Not a fan of Kerenksy? :)
Kerensky didn't necessarily jump blindly into space.
On the o'neil idea, I dunno if it has to be that big (obviously I'm refering to the idea of the o'neil, not the island designs we got). IE, you could mae some grav decks with first class accomodations and some extra weight fluffed as "Gardens" and such.*
Soil and water get real heavy real fast.
The big thing is that for really long range missions, ones that are intneind to leave the IS far behind-- even if you have scoped out the terrain, you're talking a fairly long time in close quarters so having at least a ew provisions for nicer "natural" accommodations would be pretty important for psychological reasons.
You can avoid that headache if you use the command circuits described in this system. The advantages of the command circuit are:
1) No home rules required, unlike your O'Neil ships.
2) Reduced resources required, since you're cutting out most of the DropShips.
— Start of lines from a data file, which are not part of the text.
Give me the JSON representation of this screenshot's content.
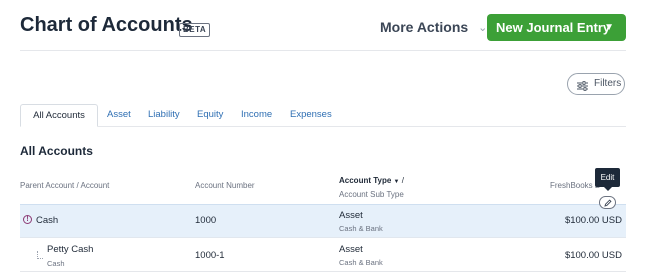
{
  "header": {
    "title": "Chart of Accounts",
    "badge": "BETA",
    "more_actions_label": "More Actions",
    "new_journal_label": "New Journal Entry"
  },
  "filters": {
    "label": "Filters"
  },
  "tabs": [
    {
      "label": "All Accounts",
      "active": true
    },
    {
      "label": "Asset"
    },
    {
      "label": "Liability"
    },
    {
      "label": "Equity"
    },
    {
      "label": "Income"
    },
    {
      "label": "Expenses"
    }
  ],
  "section_title": "All Accounts",
  "columns": {
    "parent_account": "Parent Account / Account",
    "account_number": "Account Number",
    "account_type": "Account Type",
    "account_type_slash": "/",
    "account_sub_type": "Account Sub Type",
    "balance": "FreshBooks B"
  },
  "tooltip": {
    "label": "Edit"
  },
  "rows": [
    {
      "name": "Cash",
      "number": "1000",
      "type": "Asset",
      "sub_type": "Cash & Bank",
      "balance": "$100.00 USD"
    },
    {
      "name": "Petty Cash",
      "parent": "Cash",
      "number": "1000-1",
      "type": "Asset",
      "sub_type": "Cash & Bank",
      "balance": "$100.00 USD"
    }
  ],
  "colors": {
    "primary_green": "#3ca037",
    "link_blue": "#2f6fb3",
    "highlight_row": "#e6f0fa",
    "warning": "#8b3a74"
  }
}
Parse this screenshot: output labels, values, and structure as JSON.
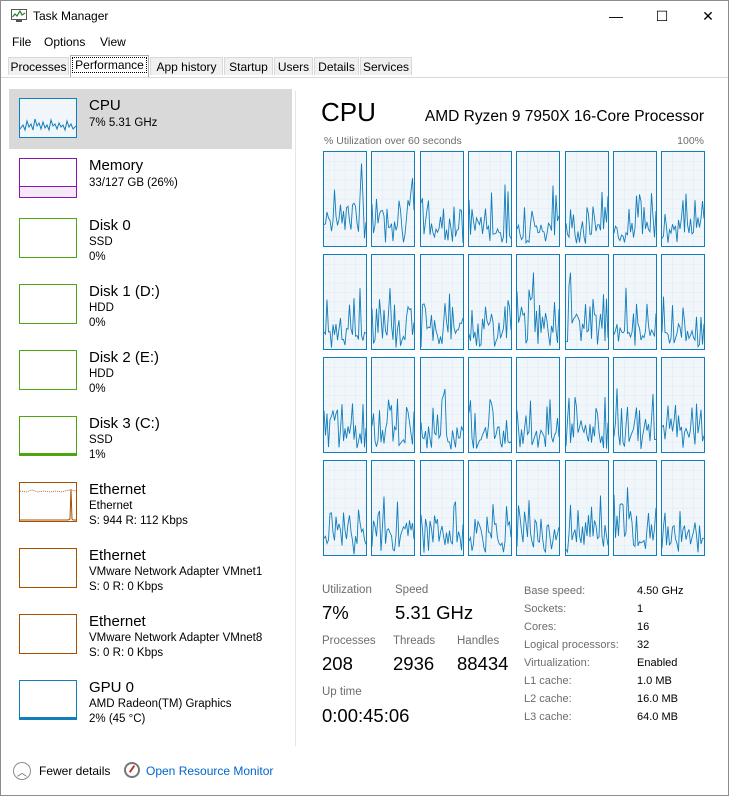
{
  "window": {
    "title": "Task Manager",
    "controls": {
      "minimize": "—",
      "maximize": "☐",
      "close": "✕"
    }
  },
  "menu": [
    "File",
    "Options",
    "View"
  ],
  "tabs": [
    "Processes",
    "Performance",
    "App history",
    "Startup",
    "Users",
    "Details",
    "Services"
  ],
  "active_tab": "Performance",
  "sidebar": [
    {
      "title": "CPU",
      "line1": "7%  5.31 GHz",
      "line2": "",
      "color": "#117dbb",
      "selected": true
    },
    {
      "title": "Memory",
      "line1": "33/127 GB (26%)",
      "line2": "",
      "color": "#8b12ae",
      "selected": false
    },
    {
      "title": "Disk 0",
      "line1": "SSD",
      "line2": "0%",
      "color": "#4da60c",
      "selected": false
    },
    {
      "title": "Disk 1 (D:)",
      "line1": "HDD",
      "line2": "0%",
      "color": "#4da60c",
      "selected": false
    },
    {
      "title": "Disk 2 (E:)",
      "line1": "HDD",
      "line2": "0%",
      "color": "#4da60c",
      "selected": false
    },
    {
      "title": "Disk 3 (C:)",
      "line1": "SSD",
      "line2": "1%",
      "color": "#4da60c",
      "selected": false
    },
    {
      "title": "Ethernet",
      "line1": "Ethernet",
      "line2": "S: 944  R: 112 Kbps",
      "color": "#a74f01",
      "selected": false
    },
    {
      "title": "Ethernet",
      "line1": "VMware Network Adapter VMnet1",
      "line2": "S: 0  R: 0 Kbps",
      "color": "#a74f01",
      "selected": false
    },
    {
      "title": "Ethernet",
      "line1": "VMware Network Adapter VMnet8",
      "line2": "S: 0  R: 0 Kbps",
      "color": "#a74f01",
      "selected": false
    },
    {
      "title": "GPU 0",
      "line1": "AMD Radeon(TM) Graphics",
      "line2": "2%  (45 °C)",
      "color": "#117dbb",
      "selected": false
    }
  ],
  "cpu": {
    "title": "CPU",
    "model": "AMD Ryzen 9 7950X 16-Core Processor",
    "util_caption": "% Utilization over 60 seconds",
    "util_max": "100%",
    "logical_graph_count": 32,
    "stats": {
      "utilization_label": "Utilization",
      "utilization": "7%",
      "speed_label": "Speed",
      "speed": "5.31 GHz",
      "processes_label": "Processes",
      "processes": "208",
      "threads_label": "Threads",
      "threads": "2936",
      "handles_label": "Handles",
      "handles": "88434",
      "uptime_label": "Up time",
      "uptime": "0:00:45:06"
    },
    "details": [
      {
        "label": "Base speed:",
        "value": "4.50 GHz"
      },
      {
        "label": "Sockets:",
        "value": "1"
      },
      {
        "label": "Cores:",
        "value": "16"
      },
      {
        "label": "Logical processors:",
        "value": "32"
      },
      {
        "label": "Virtualization:",
        "value": "Enabled"
      },
      {
        "label": "L1 cache:",
        "value": "1.0 MB"
      },
      {
        "label": "L2 cache:",
        "value": "16.0 MB"
      },
      {
        "label": "L3 cache:",
        "value": "64.0 MB"
      }
    ]
  },
  "footer": {
    "fewer_details": "Fewer details",
    "open_resource_monitor": "Open Resource Monitor"
  }
}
This point bears deep consideration: for the same budget, a command circuit long-distance colonization effort can deliver far more people and equipment because it is so much cheaper.
3) The colonists are on ships for days, not years, so they're much happier.
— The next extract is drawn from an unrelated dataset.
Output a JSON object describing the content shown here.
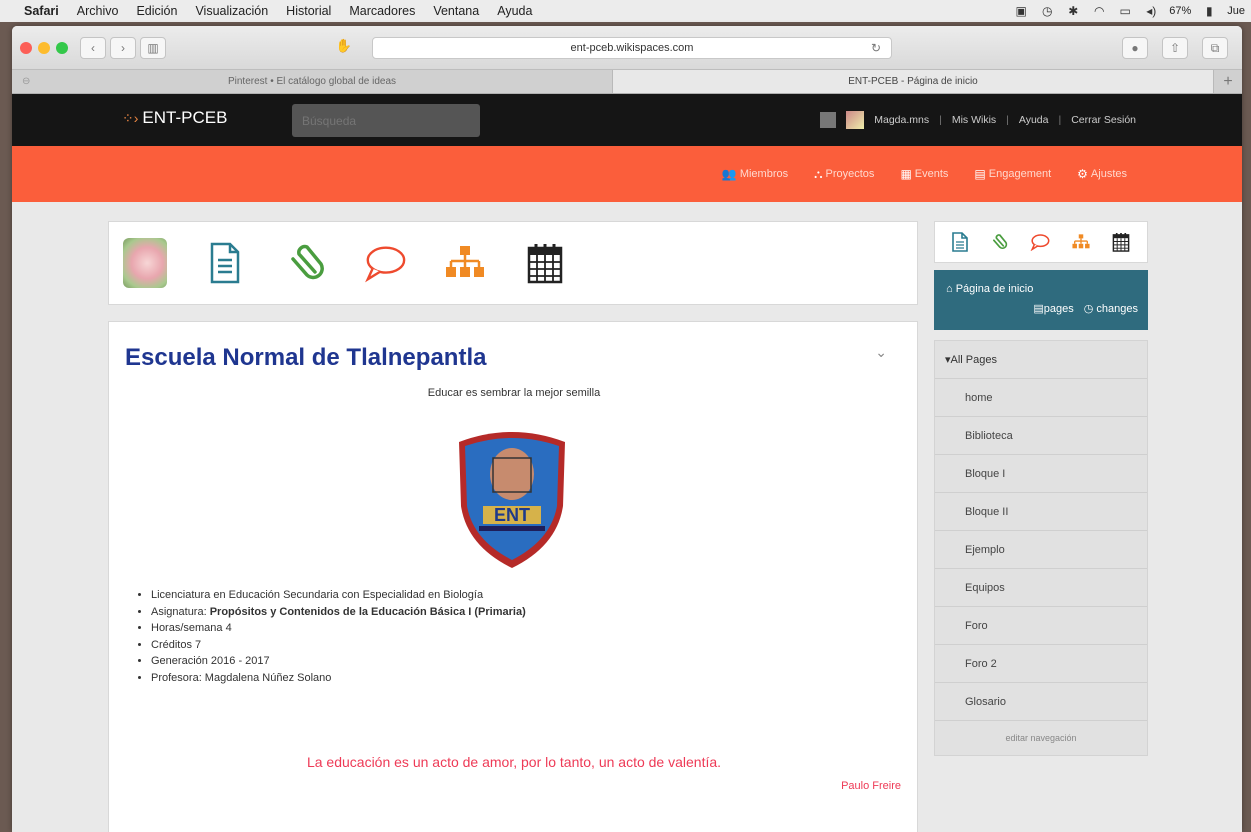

4) Further psychological benefits include elimination of worries of being unable to find habitable planets. You know in advance you have a colony waiting for you.
The wandering fleet is a bad approach to colonization.
*3057's small habitat gives you about 6,000 people on 120,000 tons. making it into a jumpshipo transportable space station...
...Is impossible since it is bigger than 100,000 tons. A collar can only carry 100,000 tons. Also, the cargo unloading rules of StratOps make it difficult and annoying to unload the station to a DropShip. It's simpler to use a DropShip directly, which avoids the extra cargo swap. (Yet another reason for the command circuit colonization effort.)
Korzon, do you really want a long-range colonization effort, or do you want people living in a mobile fleet of spaceships?
Question: What is the minimum sustainable level of genetic diversity needed here?
A few hundred unrelated adults are plenty.
Corollary: What is the minimum sustainable level of genetic diversity when Star League era genetics and medical technology are taken into account?
Bring a liquid nitrogen jar-o'-zygotes and you're fine. Star League technology would be overkill.
Query: What is the next closest thing to "cryogenic freezing" or "biologic stasis"?
BT has some freeze equipment, though it is rare and little used in the 31st Century.
When the above are taken into account, what do the numbers look like then?
That depends on whether you want your grandkids to live in a cave or maintain a technological society. I'm suggesting millions of people not for genetic diversity, which only requires trivial numbers of people to achieve, but rather to maintain and grow a sophisticated technological society. The most advanced factories today sit on huge pyramids of industry, supporting services, vast numbers of specialists, and (most of all) hundreds of millions of consumers. A few million left to themselves would have trouble natively developing and maintaining an early 20th Century level of technology.
Colonists can bring along mountains of high tech industrial gear, spare parts, supplies, blue prints, etc. to start with a high tech industry and, with care, sustain it for decades or centuries. But the smaller the colony's population gets, the more trouble it risks because it'll have fewer specialists, less living knowledge about the mysterious black boxes that build their stuff, and a smaller economy to sustain a diverse technological base.
That's why I'm targeting a colony in the millions.